Фидель опять ничего не ответил.
– Я думаю, взять с собой фонарик или не брать?
– У нас нет фонарика.
– Я сигареты тогда возьму. И зажигалку.
Фидель закашлялся. Я достал из кармана пачку, открыл её и увидел, что в ней осталось шесть сигарет. Я подумал, что мне вполне хватит и положил пачку обратно в карман.
– Ну, я пошёл.
Фидель кивнул головой. Я направился к выходу и остановился перед самой дверью.
– Может быть, там ещё что-нибудь надо? – спросил я.
Фидель пожал плечами. Я постоял немного перед дверью, глядя на тёмный бородатый силуэт Фиделя, а потом вышел, спустился по лестнице, нащупал дверную ручку, повернул её и шагнул на улицу.
Ночь почти совсем уже установилась, и оттого стало прохладно. Я подумал, что нужно было взять с собой что-нибудь тёплое… например, Маринино тело. От этой мысли я улыбнулся. Нет, что-нибудь тёплое, например свитер. Я подумал так, но возвращаться не стал, а пошёл по направлению к оврагу. Траву под ногами за ночной темнотой видно не было, но она угадывалась по влажному шелесту. Я подумал, что сейчас где-нибудь рядом спит жук-огнёвка, и я могу нечаянно наступить на него и раздавить. Интересно, согласуется ли такая смерть с его теорией?

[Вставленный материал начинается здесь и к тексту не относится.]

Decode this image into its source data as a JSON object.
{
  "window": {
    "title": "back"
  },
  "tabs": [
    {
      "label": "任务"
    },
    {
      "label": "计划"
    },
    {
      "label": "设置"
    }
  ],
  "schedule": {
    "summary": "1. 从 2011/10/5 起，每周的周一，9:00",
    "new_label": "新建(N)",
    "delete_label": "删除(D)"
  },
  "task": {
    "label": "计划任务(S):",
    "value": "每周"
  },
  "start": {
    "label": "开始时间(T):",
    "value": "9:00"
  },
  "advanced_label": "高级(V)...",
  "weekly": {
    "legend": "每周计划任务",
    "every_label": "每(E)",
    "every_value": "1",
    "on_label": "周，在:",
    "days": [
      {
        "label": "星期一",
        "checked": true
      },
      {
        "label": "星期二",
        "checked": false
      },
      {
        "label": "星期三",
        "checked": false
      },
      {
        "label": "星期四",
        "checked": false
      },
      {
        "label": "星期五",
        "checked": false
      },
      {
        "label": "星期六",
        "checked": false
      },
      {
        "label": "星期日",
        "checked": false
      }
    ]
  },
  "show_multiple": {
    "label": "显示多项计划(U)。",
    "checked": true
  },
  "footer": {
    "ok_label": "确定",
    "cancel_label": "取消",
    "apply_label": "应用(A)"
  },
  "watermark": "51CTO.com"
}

В свете полной луны отчётливо вырисовывался геометрически правильный силуэт холма, и прямо над его вершиной светилась мёртвым голубым светом звезда неестественно больших размеров. Я остановился и некоторое время смотрел на звезду, думая, как она называется. Должно быть, какой-нибудь Альдебаран…
Я спускался вниз по отлогому склону и скоро упёрся в густые заросли кустарника, росшие по краю оврага. Где-то рядом была тропинка, по которой можно пройти дальше, но где именно, из-за темноты понять было невозможно. Тогда я двинулся вдоль кустарника, вглядываясь в темноту, пытаясь отыскать путь при тусклом свете луны. Вдруг я споткнулся обо что-то и упал. Я почувствовал свежий запах ночной травы и то, что опять разодрал поджившее было колено. Я поднялся. Сомнений не могло быть. Зацепился я за тот самый кусок проволоки, который торчал из тропинки. Я напряг зрение, вглядываясь себе под ноги, и действительно обнаружил узкую дорожку, спускавшуюся в овраг. Я направился по ней.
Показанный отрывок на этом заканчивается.